The third holistic piece is a simple curation of data.

We need to be able to quickly determine what alert is valid, what tool has valid results, and if the information that has been received externally has valid elements for my internal needs. Having pre-built or automated curation of data within a Threat Library allows a user to focus on the analytics side of the house and allow for the systems in place to get new data, enrich that data, even score or prioritize it for transmission to other teams or systems in a standardized way.

Your architecture of disparate parts and pieces of tools starts to gel through common I/O processes and references. You are no longer dependent on competing vendors to work to a common standard. (We’ve seen how many standards and communities get created and slowly walk away from each other.) You can now force tools under your control to answer to each other in a common reference-able interface that allows for the enrichment of each tool it touches.

You are now the analyst doing analyst work, not the data dictation, translation and communication mechanism.

Let’s face it, since Henry Ford gave us the assembly line we have been looking for systems or pieces to make our life simpler. In security however we don’t have interchangeable parts. We have to find ways to automate what we can and to present a combined, reference-able and context laced data set so that humans can make a final decision.

Security is not simple enough to automate it away successfully.

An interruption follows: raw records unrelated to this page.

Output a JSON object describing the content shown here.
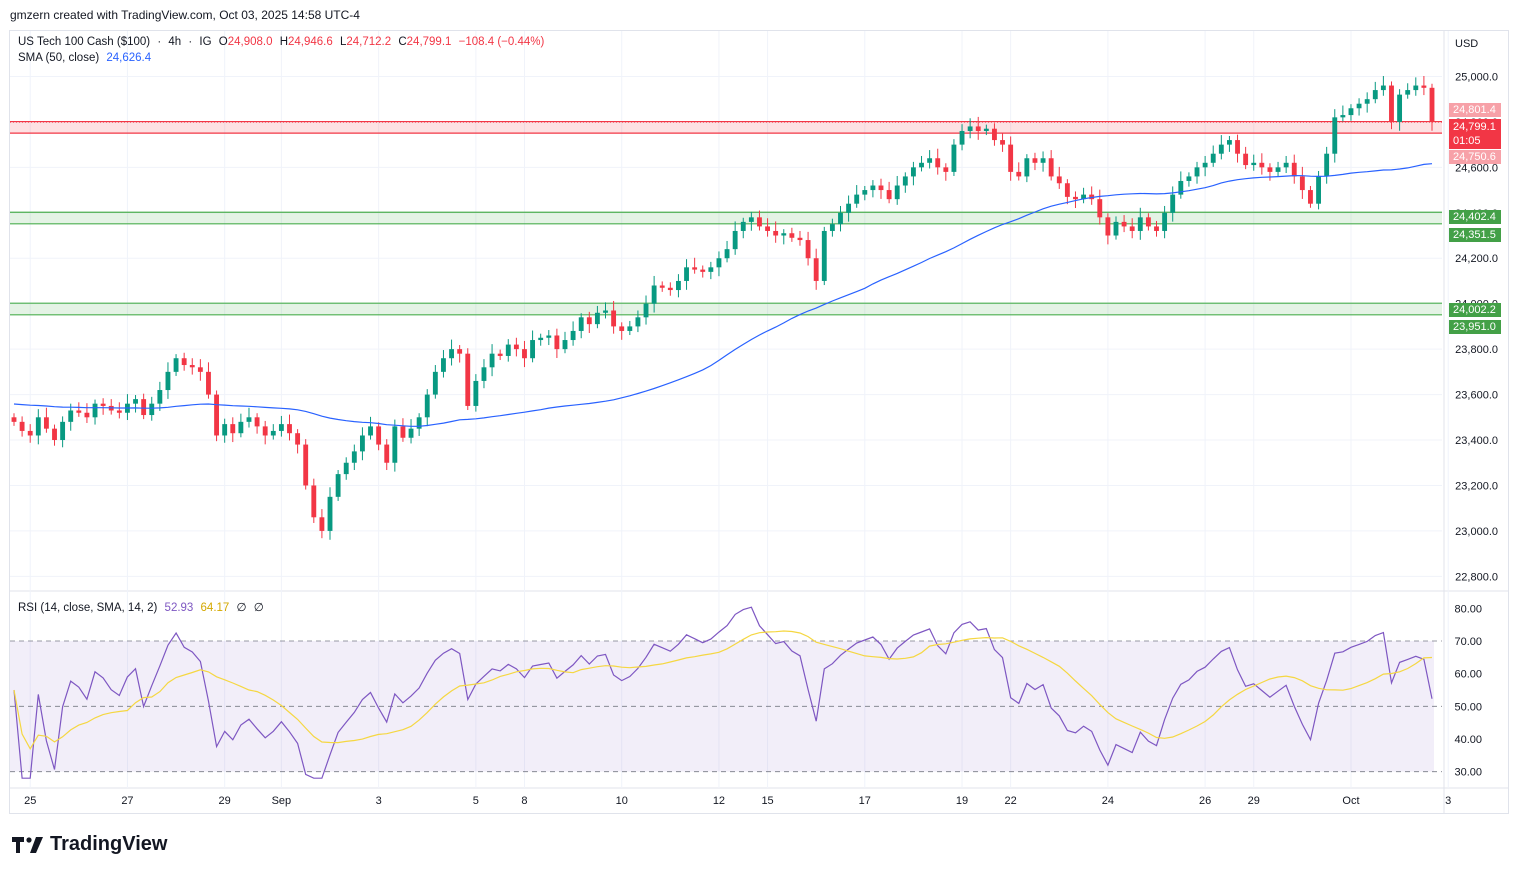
{
  "header": {
    "credit": "gmzern created with TradingView.com, Oct 03, 2025 14:58 UTC-4"
  },
  "brand": {
    "logo_text": "TradingView"
  },
  "currency": "USD",
  "legend": {
    "symbol": "US Tech 100 Cash ($100)",
    "sep1": "·",
    "interval": "4h",
    "sep2": "·",
    "broker": "IG",
    "open_label": "O",
    "open": "24,908.0",
    "high_label": "H",
    "high": "24,946.6",
    "low_label": "L",
    "low": "24,712.2",
    "close_label": "C",
    "close": "24,799.1",
    "change": "−108.4 (−0.44%)",
    "sma_label": "SMA (50, close)",
    "sma_value": "24,626.4",
    "rsi_label": "RSI (14, close, SMA, 14, 2)",
    "rsi_value": "52.93",
    "rsi_ma_value": "64.17",
    "rsi_empty1": "∅",
    "rsi_empty2": "∅"
  },
  "price_labels": {
    "zone_top": "24,801.4",
    "last_price": "24,799.1",
    "countdown": "01:05",
    "zone_bottom": "24,750.6",
    "green1_top": "24,402.4",
    "green1_bottom": "24,351.5",
    "green2_top": "24,002.2",
    "green2_bottom": "23,951.0"
  },
  "colors": {
    "up": "#089981",
    "down": "#f23645",
    "sma": "#2962ff",
    "rsi": "#7e57c2",
    "rsi_ma": "#f5d742",
    "zone_red": "#f23645",
    "zone_green": "#4caf50"
  },
  "chart_data": {
    "type": "candlestick",
    "title": "US Tech 100 Cash ($100) · 4h · IG",
    "price_axis": {
      "ylim": [
        22740,
        25200
      ],
      "ticks": [
        "25,000.0",
        "24,800.0",
        "24,600.0",
        "24,400.0",
        "24,200.0",
        "24,000.0",
        "23,800.0",
        "23,600.0",
        "23,400.0",
        "23,200.0",
        "23,000.0",
        "22,800.0"
      ],
      "tick_values": [
        25000,
        24800,
        24600,
        24400,
        24200,
        24000,
        23800,
        23600,
        23400,
        23200,
        23000,
        22800
      ]
    },
    "x_axis": {
      "labels": [
        "25",
        "27",
        "29",
        "Sep",
        "3",
        "5",
        "8",
        "10",
        "12",
        "15",
        "17",
        "19",
        "22",
        "24",
        "26",
        "29",
        "Oct",
        "3"
      ],
      "label_bar_index": [
        2,
        14,
        26,
        33,
        45,
        57,
        63,
        75,
        87,
        93,
        105,
        117,
        123,
        135,
        147,
        153,
        165,
        177
      ]
    },
    "zones": [
      {
        "color": "red",
        "top": 24801.4,
        "bottom": 24750.6
      },
      {
        "color": "green",
        "top": 24402.4,
        "bottom": 24351.5
      },
      {
        "color": "green",
        "top": 24002.2,
        "bottom": 23951.0
      }
    ],
    "candles_close": [
      23480,
      23440,
      23420,
      23500,
      23450,
      23400,
      23480,
      23530,
      23520,
      23500,
      23560,
      23550,
      23530,
      23520,
      23560,
      23580,
      23510,
      23560,
      23620,
      23700,
      23760,
      23730,
      23720,
      23700,
      23600,
      23420,
      23470,
      23430,
      23480,
      23500,
      23460,
      23420,
      23440,
      23470,
      23430,
      23380,
      23200,
      23060,
      23000,
      23150,
      23250,
      23300,
      23350,
      23420,
      23460,
      23380,
      23300,
      23460,
      23410,
      23450,
      23500,
      23600,
      23700,
      23760,
      23800,
      23780,
      23550,
      23660,
      23720,
      23780,
      23770,
      23820,
      23800,
      23760,
      23840,
      23850,
      23860,
      23800,
      23840,
      23880,
      23940,
      23910,
      23960,
      23970,
      23900,
      23880,
      23900,
      23940,
      24000,
      24080,
      24070,
      24060,
      24100,
      24160,
      24150,
      24140,
      24160,
      24200,
      24240,
      24320,
      24360,
      24380,
      24340,
      24320,
      24300,
      24310,
      24290,
      24280,
      24200,
      24100,
      24320,
      24350,
      24400,
      24440,
      24480,
      24500,
      24520,
      24500,
      24460,
      24520,
      24560,
      24600,
      24620,
      24640,
      24600,
      24580,
      24700,
      24760,
      24780,
      24760,
      24770,
      24720,
      24700,
      24580,
      24560,
      24640,
      24620,
      24640,
      24560,
      24530,
      24470,
      24460,
      24480,
      24460,
      24380,
      24300,
      24360,
      24340,
      24320,
      24380,
      24340,
      24320,
      24400,
      24480,
      24540,
      24560,
      24600,
      24620,
      24660,
      24700,
      24720,
      24660,
      24610,
      24620,
      24600,
      24580,
      24600,
      24620,
      24560,
      24500,
      24440,
      24560,
      24660,
      24820,
      24830,
      24860,
      24880,
      24900,
      24940,
      24960,
      24800,
      24920,
      24940,
      24960,
      24950,
      24800
    ],
    "rsi": {
      "ylim": [
        25,
        85
      ],
      "ticks": [
        "80.00",
        "70.00",
        "60.00",
        "50.00",
        "40.00",
        "30.00"
      ],
      "tick_values": [
        80,
        70,
        60,
        50,
        40,
        30
      ],
      "bands": [
        30,
        50,
        70
      ]
    }
  }
}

But it can be simpler by making the human smarter, by enriching your analysts to move through events and logs and analysis in a faster and more repeatable manner.

This is how you get to simpler security.

You understand what you have: risks, vulnerabilities and valuables.

You understand how you are defending those things, with a custom architecture meant to reenforce your security strengths and help compensate for your weaknesses.

You can quickly sift through the noise to point out issues based on real time intelligence.

And you can bring all three of those pieces together so you can start to understand who may be after your system or your data and, more importantly, why they may be doing so.

Once you have those answers – the what, who, how and why – then security becomes a game of “keep away.” One of the simpler games we’ve all been playing since we were kids.